Fue la cuna de personajes como La familia Ulises, Altamiro de la Cueva y Eustaquio Morcillón y Babali gracias a legendarios autores como Opisso, Benejam, Urda, Muntañola, Blanco, Donaz, Raf, Tha o Coll. Este mes de marzo la revista que dio nombre a los tebeos (1917-1998) sería centenaria; un siglo después todavía continúa viva en el imaginario popular. «Además de patrimonio cultural e hito sociológico que retrata lo que ha sido España en el siglo XX, el TBO es cultura popular y memoria sentimental de las diversas generaciones que lo han leído», resume el periodista, divulgador y ensayista de cómic Antoni Guiral (Barcelona, 1959).

Con la colaboración del irredento coleccionista y «grafópata» Lluís Giralt (Calaf, 1943), que pasó por la redacción de la publicación entre 1979 y 1983, Guiral ha orquestado el estudio definitivo sobre la misma: 100 años de TBO (Ediciones B), un macrovolumen que conmemora la efeméride con un exhaustivo despliegue de información sobre las épocas, las series y los autores, con anécdotas e incontables viñetas y reproducciones de originales.

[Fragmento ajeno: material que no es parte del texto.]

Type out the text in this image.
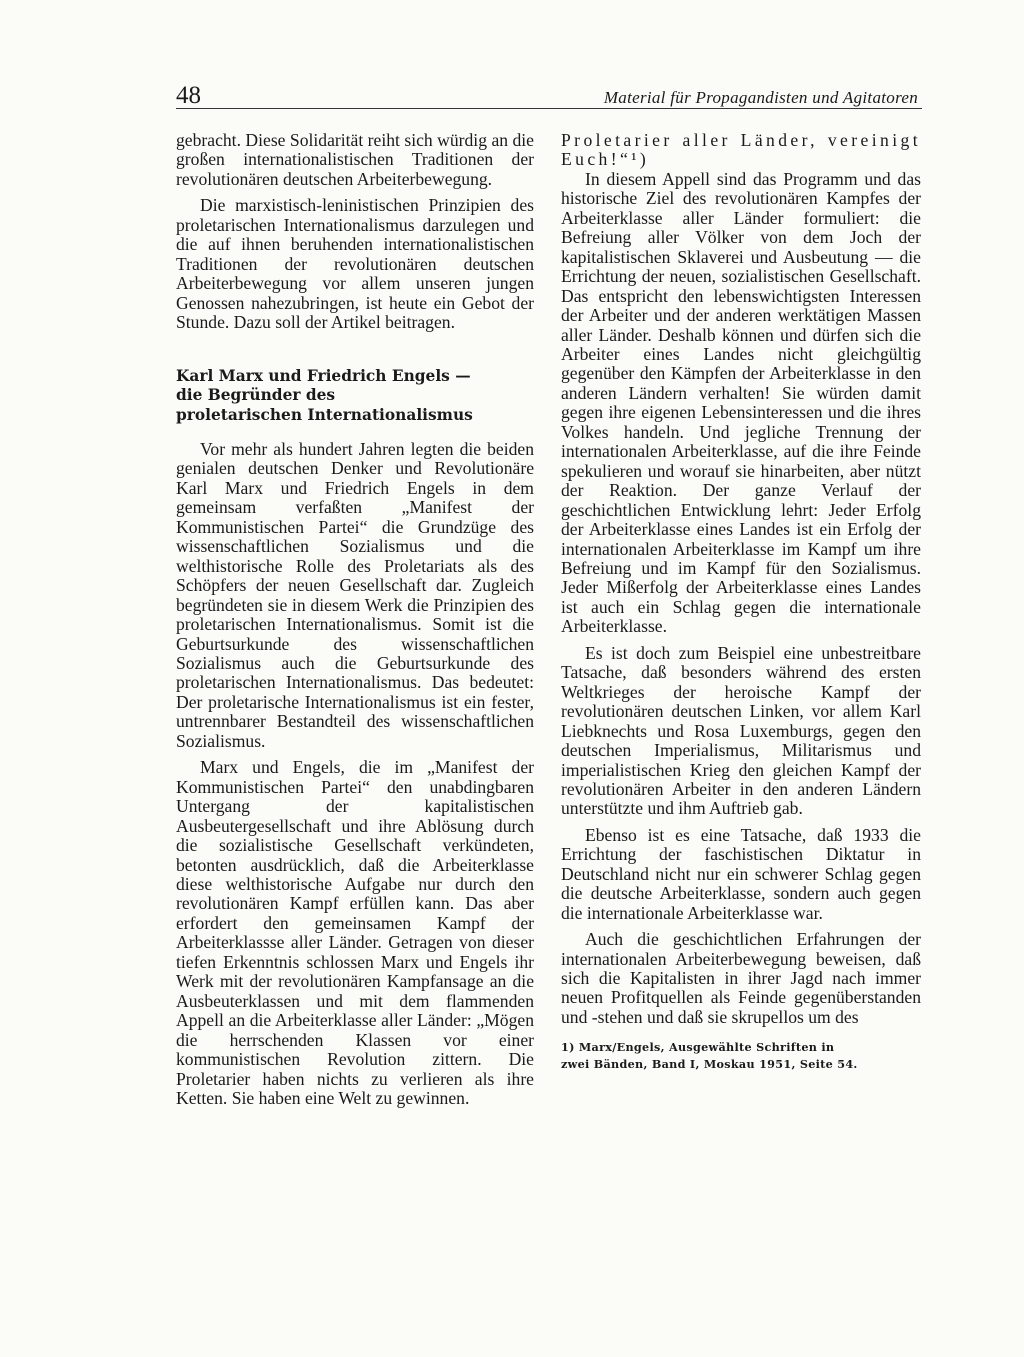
48	Material für Propagandisten und Agitatoren

gebracht. Diese Solidarität reiht sich würdig an die großen internationalistischen Traditionen der revolutionären deutschen Arbeiterbewegung.

Die marxistisch-leninistischen Prinzipien des proletarischen Internationalismus darzulegen und die auf ihnen beruhenden internationalistischen Traditionen der revolutionären deutschen Arbeiterbewegung vor allem unseren jungen Genossen nahezubringen, ist heute ein Gebot der Stunde. Dazu soll der Artikel beitragen.

Karl Marx und Friedrich Engels —
die Begründer des
proletarischen Internationalismus

Vor mehr als hundert Jahren legten die beiden genialen deutschen Denker und Revolutionäre Karl Marx und Friedrich Engels in dem gemeinsam verfaßten „Manifest der Kommunistischen Partei“ die Grundzüge des wissenschaftlichen Sozialismus und die welthistorische Rolle des Proletariats als des Schöpfers der neuen Gesellschaft dar. Zugleich begründeten sie in diesem Werk die Prinzipien des proletarischen Internationalismus. Somit ist die Geburtsurkunde des wissenschaftlichen Sozialismus auch die Geburtsurkunde des proletarischen Internationalismus. Das bedeutet: Der proletarische Internationalismus ist ein fester, untrennbarer Bestandteil des wissenschaftlichen Sozialismus.

Marx und Engels, die im „Manifest der Kommunistischen Partei“ den unabdingbaren Untergang der kapitalistischen Ausbeutergesellschaft und ihre Ablösung durch die sozialistische Gesellschaft verkündeten, betonten ausdrücklich, daß die Arbeiterklasse diese welthistorische Aufgabe nur durch den revolutionären Kampf erfüllen kann. Das aber erfordert den gemeinsamen Kampf der Arbeiterklassse aller Länder. Getragen von dieser tiefen Erkenntnis schlossen Marx und Engels ihr Werk mit der revolutionären Kampfansage an die Ausbeuterklassen und mit dem flammenden Appell an die Arbeiterklasse aller Länder: „Mögen die herrschenden Klassen vor einer kommunistischen Revolution zittern. Die Proletarier haben nichts zu verlieren als ihre Ketten. Sie haben eine Welt zu gewinnen.

Proletarier aller Länder, vereinigt Euch!“¹)

In diesem Appell sind das Programm und das historische Ziel des revolutionären Kampfes der Arbeiterklasse aller Länder formuliert: die Befreiung aller Völker von dem Joch der kapitalistischen Sklaverei und Ausbeutung — die Errichtung der neuen, sozialistischen Gesellschaft. Das entspricht den lebenswichtigsten Interessen der Arbeiter und der anderen werktätigen Massen aller Länder. Deshalb können und dürfen sich die Arbeiter eines Landes nicht gleichgültig gegenüber den Kämpfen der Arbeiterklasse in den anderen Ländern verhalten! Sie würden damit gegen ihre eigenen Lebensinteressen und die ihres Volkes handeln. Und jegliche Trennung der internationalen Arbeiterklasse, auf die ihre Feinde spekulieren und worauf sie hinarbeiten, aber nützt der Reaktion. Der ganze Verlauf der geschichtlichen Entwicklung lehrt: Jeder Erfolg der Arbeiterklasse eines Landes ist ein Erfolg der internationalen Arbeiterklasse im Kampf um ihre Befreiung und im Kampf für den Sozialismus. Jeder Mißerfolg der Arbeiterklasse eines Landes ist auch ein Schlag gegen die internationale Arbeiterklasse.

Es ist doch zum Beispiel eine unbestreitbare Tatsache, daß besonders während des ersten Weltkrieges der heroische Kampf der revolutionären deutschen Linken, vor allem Karl Liebknechts und Rosa Luxemburgs, gegen den deutschen Imperialismus, Militarismus und imperialistischen Krieg den gleichen Kampf der revolutionären Arbeiter in den anderen Ländern unterstützte und ihm Auftrieb gab.

Ebenso ist es eine Tatsache, daß 1933 die Errichtung der faschistischen Diktatur in Deutschland nicht nur ein schwerer Schlag gegen die deutsche Arbeiterklasse, sondern auch gegen die internationale Arbeiterklasse war.

Auch die geschichtlichen Erfahrungen der internationalen Arbeiterbewegung beweisen, daß sich die Kapitalisten in ihrer Jagd nach immer neuen Profitquellen als Feinde gegenüberstanden und -stehen und daß sie skrupellos um des

1) Marx/Engels, Ausgewählte Schriften in
zwei Bänden, Band I, Moskau 1951, Seite 54.
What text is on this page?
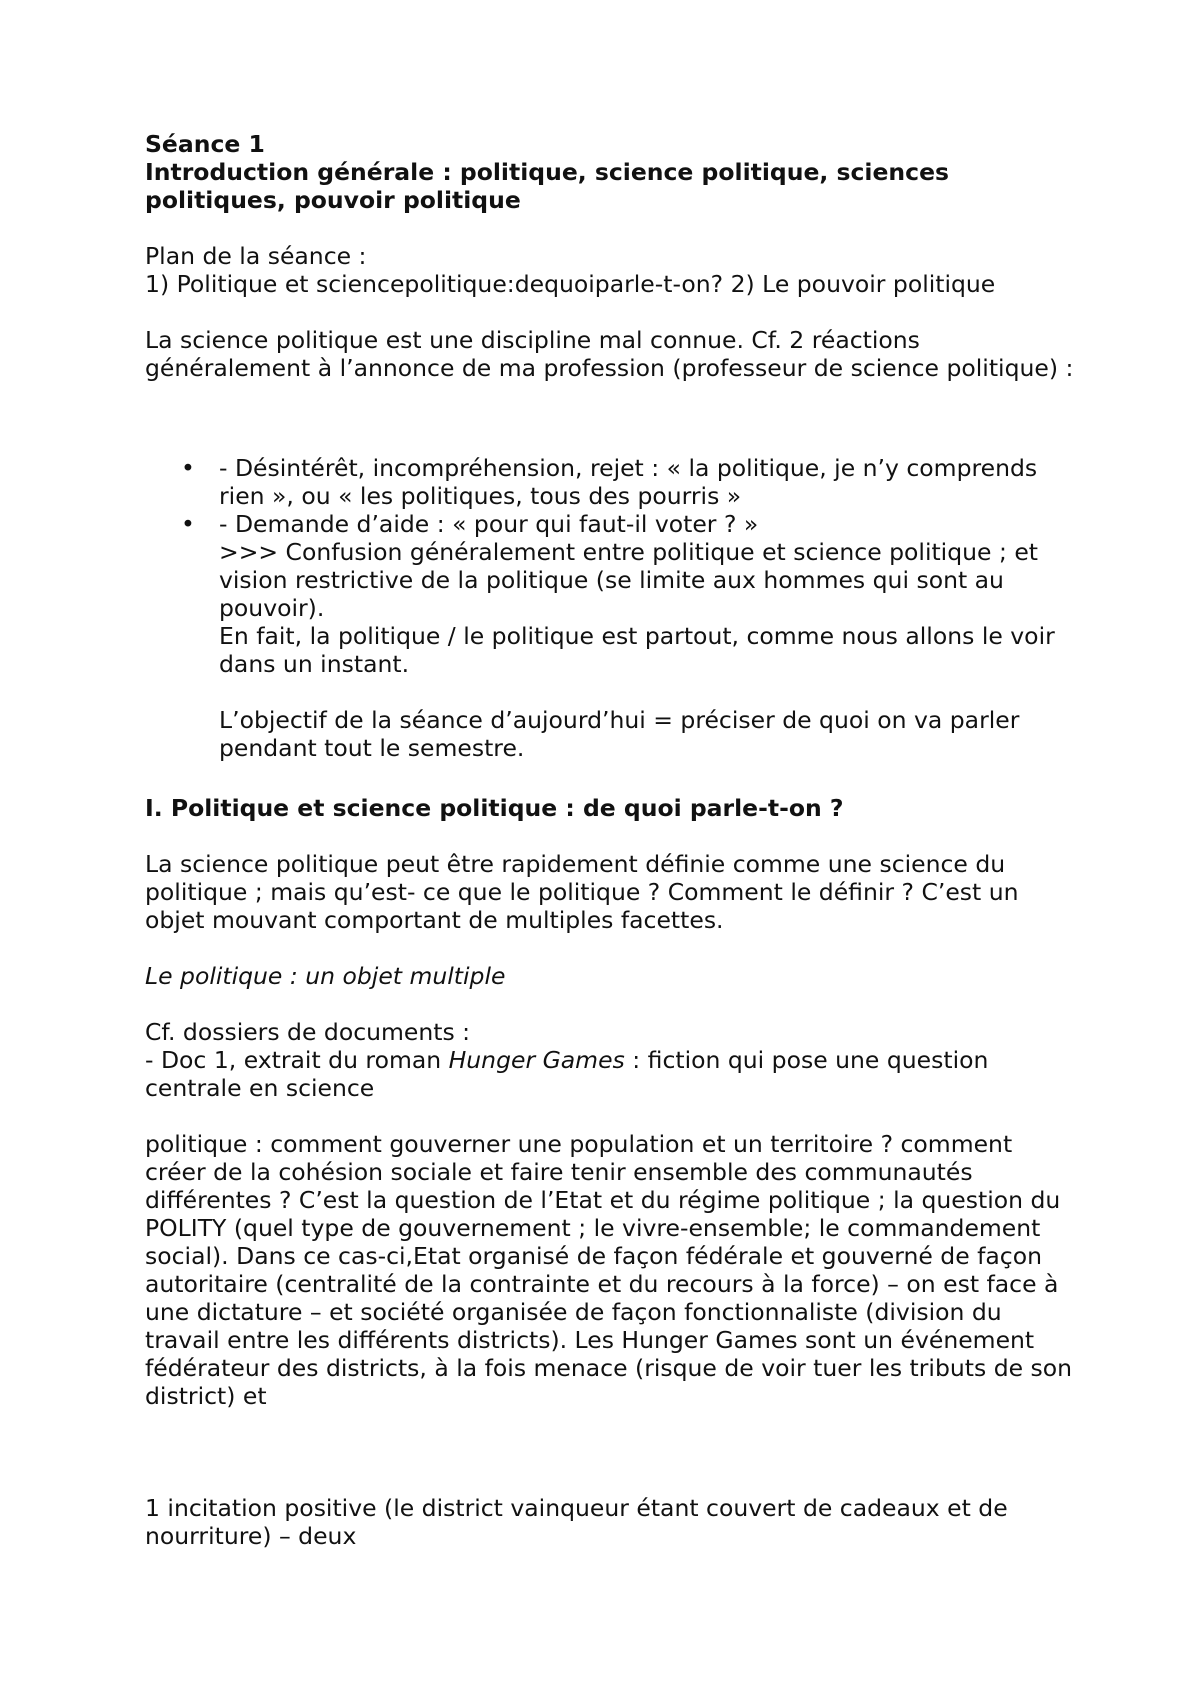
Séance 1

Introduction générale : politique, science politique, sciences politiques, pouvoir politique

Plan de la séance :

1) Politique et sciencepolitique:dequoiparle-t-on? 2) Le pouvoir politique

La science politique est une discipline mal connue. Cf. 2 réactions généralement à l’annonce de ma profession (professeur de science politique) :

• - Désintérêt, incompréhension, rejet : « la politique, je n’y comprends rien », ou « les politiques, tous des pourris »
• - Demande d’aide : « pour qui faut-il voter ? »
>>> Confusion généralement entre politique et science politique ; et vision restrictive de la politique (se limite aux hommes qui sont au pouvoir).
En fait, la politique / le politique est partout, comme nous allons le voir dans un instant.
L’objectif de la séance d’aujourd’hui = préciser de quoi on va parler pendant tout le semestre.

I. Politique et science politique : de quoi parle-t-on ?

La science politique peut être rapidement définie comme une science du politique ; mais qu’est- ce que le politique ? Comment le définir ? C’est un objet mouvant comportant de multiples facettes.

Le politique : un objet multiple

Cf. dossiers de documents :

- Doc 1, extrait du roman Hunger Games : fiction qui pose une question centrale en science

politique : comment gouverner une population et un territoire ? comment créer de la cohésion sociale et faire tenir ensemble des communautés différentes ? C’est la question de l’Etat et du régime politique ; la question du POLITY (quel type de gouvernement ; le vivre-ensemble; le commandement social). Dans ce cas-ci,Etat organisé de façon fédérale et gouverné de façon autoritaire (centralité de la contrainte et du recours à la force) – on est face à une dictature – et société organisée de façon fonctionnaliste (division du travail entre les différents districts). Les Hunger Games sont un événement fédérateur des districts, à la fois menace (risque de voir tuer les tributs de son district) et

1 incitation positive (le district vainqueur étant couvert de cadeaux et de nourriture) – deux
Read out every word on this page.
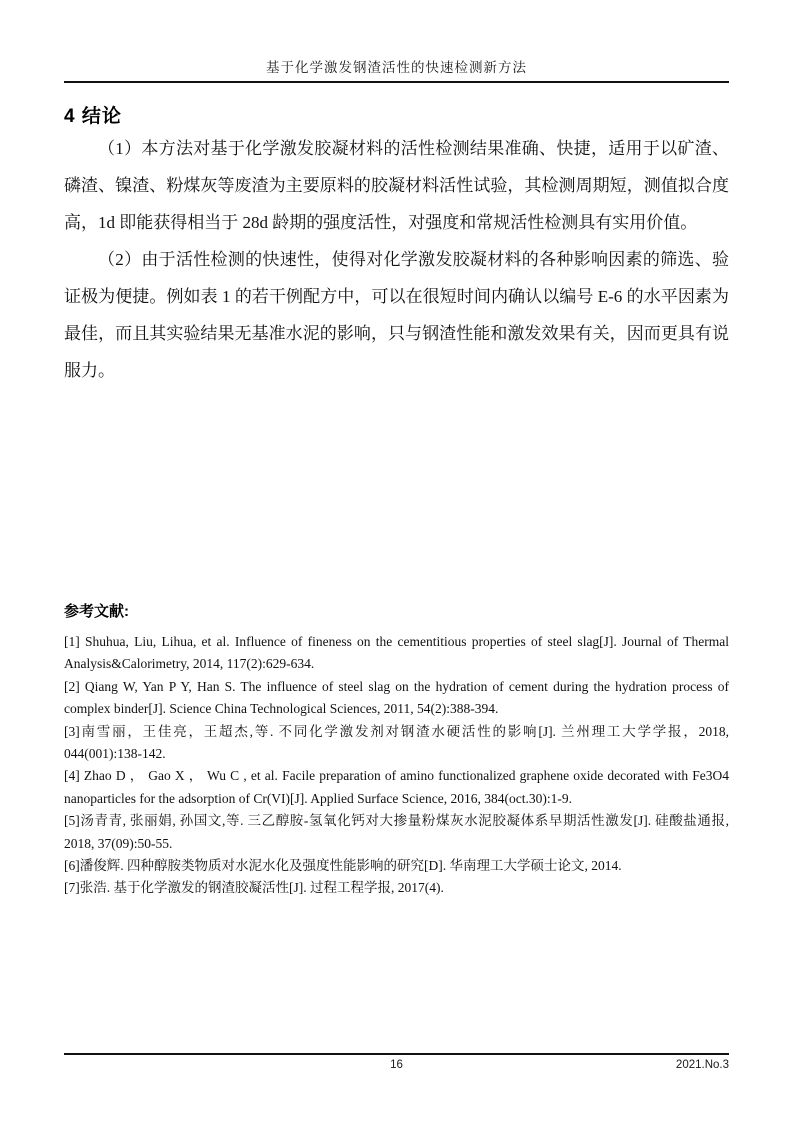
基于化学激发钢渣活性的快速检测新方法
4 结论

（1）本方法对基于化学激发胶凝材料的活性检测结果准确、快捷，适用于以矿渣、磷渣、镍渣、粉煤灰等废渣为主要原料的胶凝材料活性试验，其检测周期短，测值拟合度高，1d 即能获得相当于 28d 龄期的强度活性，对强度和常规活性检测具有实用价值。

（2）由于活性检测的快速性，使得对化学激发胶凝材料的各种影响因素的筛选、验证极为便捷。例如表 1 的若干例配方中，可以在很短时间内确认以编号 E-6 的水平因素为最佳，而且其实验结果无基准水泥的影响，只与钢渣性能和激发效果有关，因而更具有说服力。

参考文献:

[1] Shuhua, Liu, Lihua, et al. Influence of fineness on the cementitious properties of steel slag[J]. Journal of Thermal Analysis&Calorimetry, 2014, 117(2):629-634.

[2] Qiang W, Yan P Y, Han S. The influence of steel slag on the hydration of cement during the hydration process of complex binder[J]. Science China Technological Sciences, 2011, 54(2):388-394.

[3]南雪丽，王佳亮，王超杰,等. 不同化学激发剂对钢渣水硬活性的影响[J]. 兰州理工大学学报，2018, 044(001):138-142.

[4] Zhao D ， Gao X ， Wu C , et al. Facile preparation of amino functionalized graphene oxide decorated with Fe3O4 nanoparticles for the adsorption of Cr(VI)[J]. Applied Surface Science, 2016, 384(oct.30):1-9.

[5]汤青青, 张丽娟, 孙国文,等. 三乙醇胺-氢氧化钙对大掺量粉煤灰水泥胶凝体系早期活性激发[J]. 硅酸盐通报, 2018, 37(09):50-55.

[6]潘俊辉. 四种醇胺类物质对水泥水化及强度性能影响的研究[D]. 华南理工大学硕士论文, 2014.

[7]张浩. 基于化学激发的钢渣胶凝活性[J]. 过程工程学报, 2017(4).

16	2021.No.3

Una señora le dice a un niño en el cine ante una imagen de rascacielos: «Mira Pepín, una calle de Nueva York, donde están las casas más altas del mundo». Y él le responde: «No señora; las casas más altas están aquí. Papá dice que le han subido el entresuelo tres veces… ¡Calcule usted dónde estarán ya los quintos pisos!». ¿Es este, el chiste que ilustró la primera portada de la revista TBO, en marzo de 1917, bajo el bajo el epígrafe de Semanario festivo infantil, un gag para niños? Tampoco lo sería una historieta de Benejam de 1951 sobre una familia famélica en plena posguerra. El TBO casi siempre ha llevado la etiqueta de cultivar un humor blanco e inocente, algo que sí es del todo cierto a partir de los años 60, por la presión de la censura franquista, cuando es considerado como una lectura para jóvenes. En realidad, comenta Guiral, «había historietas de aventuras con bastante violencia y era una lectura para niños y jóvenes pero también para adultos» y, como apunta Giralt, «lo leía todo el mundo y, en las familias ricas, hasta las criadas».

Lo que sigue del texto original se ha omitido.